熊本の片田舎に住むリタイア読書人がその時々の心に触れたものを書き散らしています。読んだ本の感想がメインですが(読書記録)、エネルギー問題、食品問題など、また政治経済・環境問題など興味のあるものには触れていきます。

「図解 地方自治 はやわかり」松下啓一著

多くの自治体の長と議員を選挙する、統一地方選挙が行われたばかりですが、今回も低投票率、候補者の枯渇などの問題点が露呈しました。

 

とはいえ、自分自身がそういった地方自治というものについて、ほとんど知識がないのも確かですので、この機会に少し勉強してみようかと思い立ちました。

 

ということで、なるべく分かりやすく解説してあるものをと思って選んだのが、長年市職員として勤務のあと、大学教授などをされているという、松下さんが「図解」で書かれているこの本でした。

しかし、あくまでも「現行の地方自治」というものを「わかりやすく」説明しているものであり、どこに問題点があるのか、どうすれば良いのかといった観点からは書かれておらず、私の目的には少し外れてしまったものだったようです。

 

それでも多少は現状問題点にも触れてあり、人口減少時代を迎えて市町村合併を進めたり、地方分権についてや、都道府県、市町村の役割の見直し、道州制についてなどもほんの少しは書かれていました。

本当はその辺のところを詳しく書いてあるものが読みたかったのですが、しょうがない。

 

そんな中、私を含めて多くの人が誤解しているものがありました。

地方自治では、長と議員というものはどちらも住民の選挙で選ばれます。

これを二元代表制と呼ぶのですが、これは国のシステムである議院内閣制とは全く異なる方法です。

議院内閣制では、内閣は国民を代表する国会に基盤をおく一元代表制となっています。

 

国のシステムと混同してしまい、県や市の制度である二元代表制であっても、県知事や市長が議会の多数派と馴れ合ってしまい、両者の癒着が生まれる例が多いようです。

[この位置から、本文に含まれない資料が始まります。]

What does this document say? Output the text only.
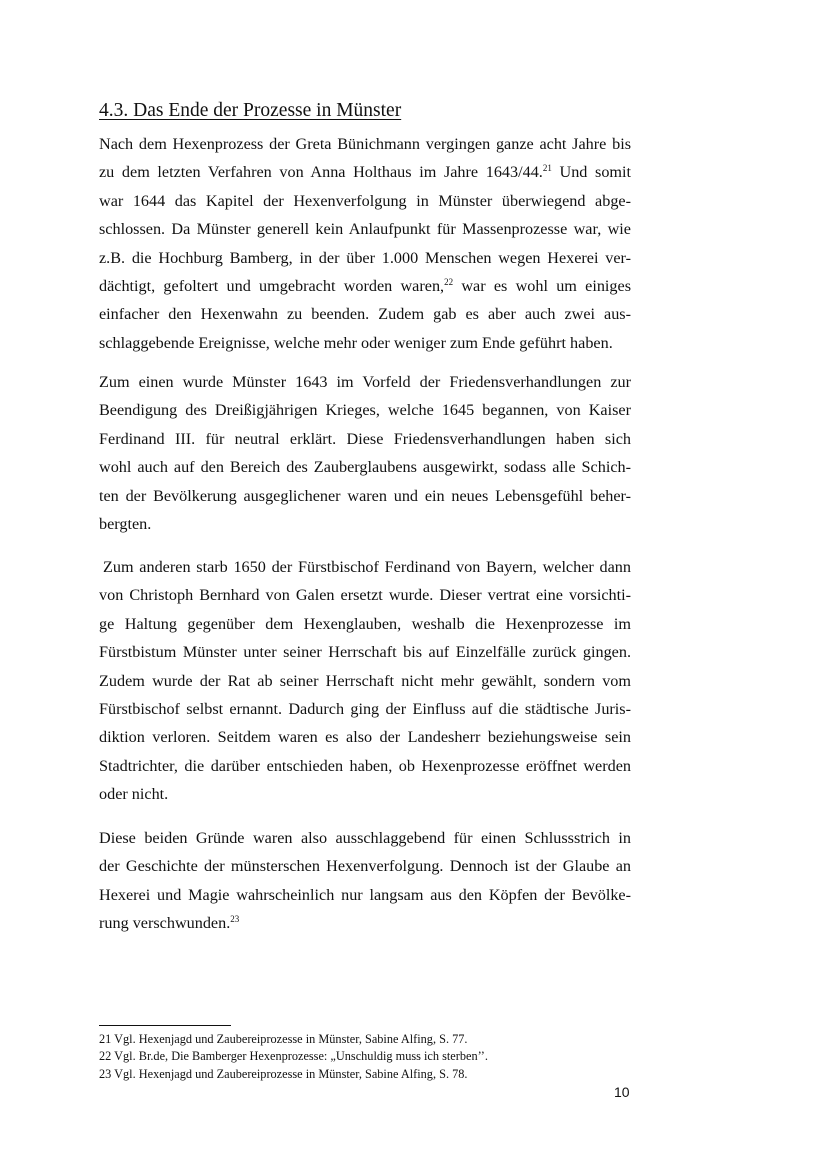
4.3. Das Ende der Prozesse in Münster
Nach dem Hexenprozess der Greta Bünichmann vergingen ganze acht Jahre bis
zu dem letzten Verfahren von Anna Holthaus im Jahre 1643/44.21 Und somit
war 1644 das Kapitel der Hexenverfolgung in Münster überwiegend abge-
schlossen. Da Münster generell kein Anlaufpunkt für Massenprozesse war, wie
z.B. die Hochburg Bamberg, in der über 1.000 Menschen wegen Hexerei ver-
dächtigt, gefoltert und umgebracht worden waren,$^{22}$ war es wohl um einiges
einfacher den Hexenwahn zu beenden. Zudem gab es aber auch zwei aus-
schlaggebende Ereignisse, welche mehr oder weniger zum Ende geführt haben.
Zum einen wurde Münster 1643 im Vorfeld der Friedensverhandlungen zur
Beendigung des Dreißigjährigen Krieges, welche 1645 begannen, von Kaiser
Ferdinand III. für neutral erklärt. Diese Friedensverhandlungen haben sich
wohl auch auf den Bereich des Zauberglaubens ausgewirkt, sodass alle Schich-
ten der Bevölkerung ausgeglichener waren und ein neues Lebensgefühl beher-
bergten.
Zum anderen starb 1650 der Fürstbischof Ferdinand von Bayern, welcher dann
von Christoph Bernhard von Galen ersetzt wurde. Dieser vertrat eine vorsichti-
ge Haltung gegenüber dem Hexenglauben, weshalb die Hexenprozesse im
Fürstbistum Münster unter seiner Herrschaft bis auf Einzelfälle zurück gingen.
Zudem wurde der Rat ab seiner Herrschaft nicht mehr gewählt, sondern vom
Fürstbischof selbst ernannt. Dadurch ging der Einfluss auf die städtische Juris-
diktion verloren. Seitdem waren es also der Landesherr beziehungsweise sein
Stadtrichter, die darüber entschieden haben, ob Hexenprozesse eröffnet werden
oder nicht.
Diese beiden Gründe waren also ausschlaggebend für einen Schlussstrich in
der Geschichte der münsterschen Hexenverfolgung. Dennoch ist der Glaube an
Hexerei und Magie wahrscheinlich nur langsam aus den Köpfen der Bevölke-
rung verschwunden.$^{23}$
21 Vgl. Hexenjagd und Zaubereiprozesse in Münster, Sabine Alfing, S. 77.
22 Vgl. Br.de, Die Bamberger Hexenprozesse: „Unschuldig muss ich sterben’’.
23 Vgl. Hexenjagd und Zaubereiprozesse in Münster, Sabine Alfing, S. 78.
10
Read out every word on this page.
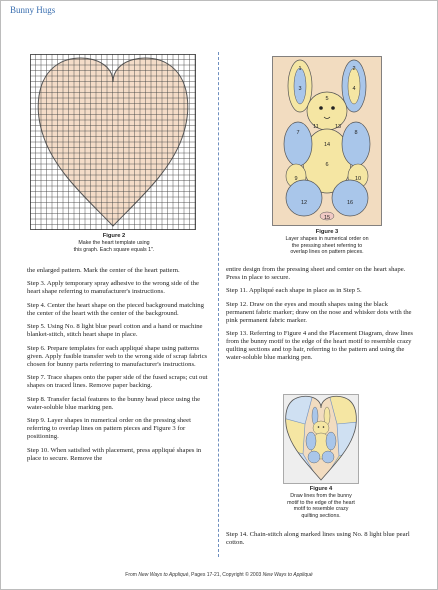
Bunny Hugs
Figure 2
Make the heart template using
this graph. Each square equals 1".
1	2
3	4
5
6
7	8
9	10
11
12
13
14
15
16
Figure 3
Layer shapes in numerical order on
the pressing sheet referring to
overlap lines on pattern pieces.

the enlarged pattern. Mark the center of the heart pattern.

Step 3. Apply temporary spray adhesive to the wrong side of the heart shape referring to manufacturer's instructions.

Step 4. Center the heart shape on the pieced background matching the center of the heart with the center of the background.

Step 5. Using No. 8 light blue pearl cotton and a hand or machine blanket-stitch, stitch heart shape in place.

Step 6. Prepare templates for each appliqué shape using patterns given. Apply fusible transfer web to the wrong side of scrap fabrics chosen for bunny parts referring to manufacturer's instructions.

Step 7. Trace shapes onto the paper side of the fused scraps; cut out shapes on traced lines. Remove paper backing.

Step 8. Transfer facial features to the bunny head piece using the water-soluble blue marking pen.

Step 9. Layer shapes in numerical order on the pressing sheet referring to overlap lines on pattern pieces and Figure 3 for positioning.

Step 10. When satisfied with placement, press appliqué shapes in place to secure. Remove the

entire design from the pressing sheet and center on the heart shape. Press in place to secure.

Step 11. Appliqué each shape in place as in Step 5.

Step 12. Draw on the eyes and mouth shapes using the black permanent fabric marker; draw on the nose and whisker dots with the pink permanent fabric marker.

Step 13. Referring to Figure 4 and the Placement Diagram, draw lines from the bunny motif to the edge of the heart motif to resemble crazy quilting sections and top hair, referring to the pattern and using the water-soluble blue marking pen.

Figure 4
Draw lines from the bunny
motif to the edge of the heart
motif to resemble crazy
quilting sections.

Step 14. Chain-stitch along marked lines using No. 8 light blue pearl cotton.

From New Ways to Appliqué, Pages 17-21, Copyright © 2003 New Ways to Appliqué
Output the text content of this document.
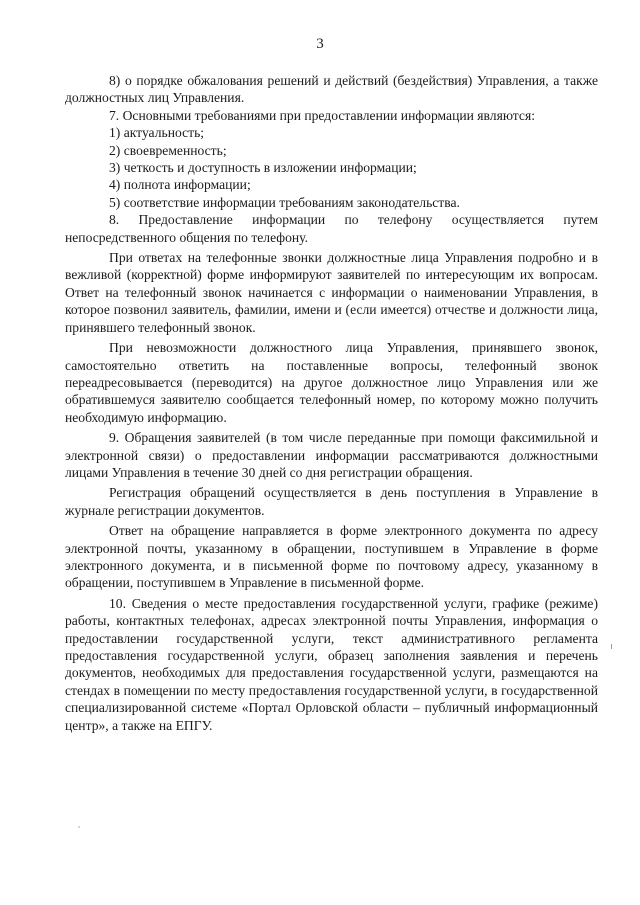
3

8) о порядке обжалования решений и действий (бездействия) Управления, а также должностных лиц Управления.

7. Основными требованиями при предоставлении информации являются:

1) актуальность;

2) своевременность;

3) четкость и доступность в изложении информации;

4) полнота информации;

5) соответствие информации требованиям законодательства.

8. Предоставление информации по телефону осуществляется путем непосредственного общения по телефону.

При ответах на телефонные звонки должностные лица Управления подробно и в вежливой (корректной) форме информируют заявителей по интересующим их вопросам. Ответ на телефонный звонок начинается с информации о наименовании Управления, в которое позвонил заявитель, фамилии, имени и (если имеется) отчестве и должности лица, принявшего телефонный звонок.

При невозможности должностного лица Управления, принявшего звонок, самостоятельно ответить на поставленные вопросы, телефонный звонок переадресовывается (переводится) на другое должностное лицо Управления или же обратившемуся заявителю сообщается телефонный номер, по которому можно получить необходимую информацию.

9. Обращения заявителей (в том числе переданные при помощи факсимильной и электронной связи) о предоставлении информации рассматриваются должностными лицами Управления в течение 30 дней со дня регистрации обращения.

Регистрация обращений осуществляется в день поступления в Управление в журнале регистрации документов.

Ответ на обращение направляется в форме электронного документа по адресу электронной почты, указанному в обращении, поступившем в Управление в форме электронного документа, и в письменной форме по почтовому адресу, указанному в обращении, поступившем в Управление в письменной форме.

10. Сведения о месте предоставления государственной услуги, графике (режиме) работы, контактных телефонах, адресах электронной почты Управления, информация о предоставлении государственной услуги, текст административного регламента предоставления государственной услуги, образец заполнения заявления и перечень документов, необходимых для предоставления государственной услуги, размещаются на стендах в помещении по месту предоставления государственной услуги, в государственной специализированной системе «Портал Орловской области – публичный информационный центр», а также на ЕПГУ.
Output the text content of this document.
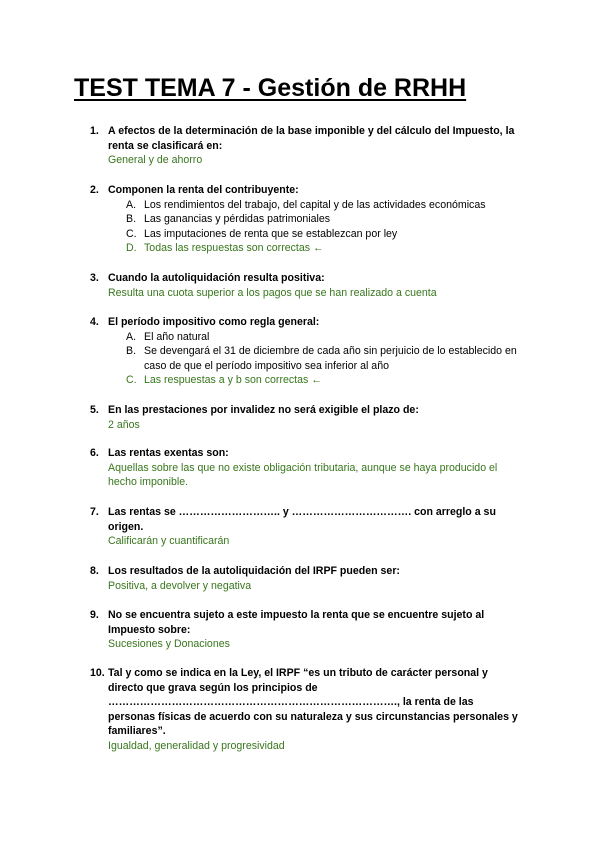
TEST TEMA 7 - Gestión de RRHH
1. A efectos de la determinación de la base imponible y del cálculo del Impuesto, la renta se clasificará en:
General y de ahorro
2. Componen la renta del contribuyente:
A. Los rendimientos del trabajo, del capital y de las actividades económicas
B. Las ganancias y pérdidas patrimoniales
C. Las imputaciones de renta que se establezcan por ley
D. Todas las respuestas son correctas ←
3. Cuando la autoliquidación resulta positiva:
Resulta una cuota superior a los pagos que se han realizado a cuenta
4. El período impositivo como regla general:
A. El año natural
B. Se devengará el 31 de diciembre de cada año sin perjuicio de lo establecido en caso de que el período impositivo sea inferior al año
C. Las respuestas a y b son correctas ←
5. En las prestaciones por invalidez no será exigible el plazo de:
2 años
6. Las rentas exentas son:
Aquellas sobre las que no existe obligación tributaria, aunque se haya producido el hecho imponible.
7. Las rentas se ……………………….. y ……………………………. con arreglo a su origen.
Calificarán y cuantificarán
8. Los resultados de la autoliquidación del IRPF pueden ser:
Positiva, a devolver y negativa
9. No se encuentra sujeto a este impuesto la renta que se encuentre sujeto al Impuesto sobre:
Sucesiones y Donaciones
10. Tal y como se indica en la Ley, el IRPF “es un tributo de carácter personal y directo que grava según los principios de ………………………………………………………………………., la renta de las personas físicas de acuerdo con su naturaleza y sus circunstancias personales y familiares”.
Igualdad, generalidad y progresividad
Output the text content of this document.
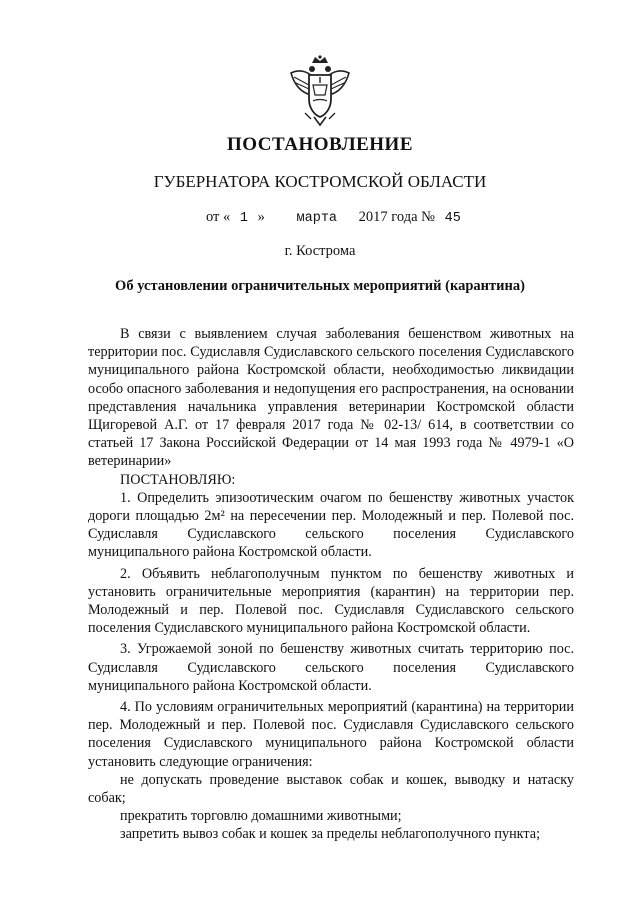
ПОСТАНОВЛЕНИЕ
ГУБЕРНАТОРА КОСТРОМСКОЙ ОБЛАСТИ
от « 1 » марта 2017 года № 45
г. Кострома
Об установлении ограничительных мероприятий (карантина)

В связи с выявлением случая заболевания бешенством животных на территории пос. Судиславля Судиславского сельского поселения Судиславского муниципального района Костромской области, необходимостью ликвидации особо опасного заболевания и недопущения его распространения, на основании представления начальника управления ветеринарии Костромской области Щигоревой А.Г. от 17 февраля 2017 года № 02-13/ 614, в соответствии со статьей 17 Закона Российской Федерации от 14 мая 1993 года № 4979-1 «О ветеринарии»

ПОСТАНОВЛЯЮ:

1. Определить эпизоотическим очагом по бешенству животных участок дороги площадью 2м² на пересечении пер. Молодежный и пер. Полевой пос. Судиславля Судиславского сельского поселения Судиславского муниципального района Костромской области.

2. Объявить неблагополучным пунктом по бешенству животных и установить ограничительные мероприятия (карантин) на территории пер. Молодежный и пер. Полевой пос. Судиславля Судиславского сельского поселения Судиславского муниципального района Костромской области.

3. Угрожаемой зоной по бешенству животных считать территорию пос. Судиславля Судиславского сельского поселения Судиславского муниципального района Костромской области.

4. По условиям ограничительных мероприятий (карантина) на территории пер. Молодежный и пер. Полевой пос. Судиславля Судиславского сельского поселения Судиславского муниципального района Костромской области установить следующие ограничения:

не допускать проведение выставок собак и кошек, выводку и натаску собак;

прекратить торговлю домашними животными;

запретить вывоз собак и кошек за пределы неблагополучного пункта;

実は、地方議会には「与党・野党」というものはないのですが、選挙の折に議員が応援したというだけで、与党という思い込みがあるのは、本来の二元代表制ではないそうです。

 

この前の選挙でも、多くの地方議会で定数ちょうどの立候補で無投票となったり、定数割れの選挙すら出てくる状態でした。

地方自治というものが、国や県の政治の下請けのようなものという認識があれば、そのようなものは無くても良いと思われてしまうのでしょう。

しかし、地方分権などと称して地方の仕事を増やしても、税金は中央のままということもあり、前途は暗いようです。

やはり、もっと現行の地方自治制度が持つ問題点を指摘するような本を見つけるべきでしょう。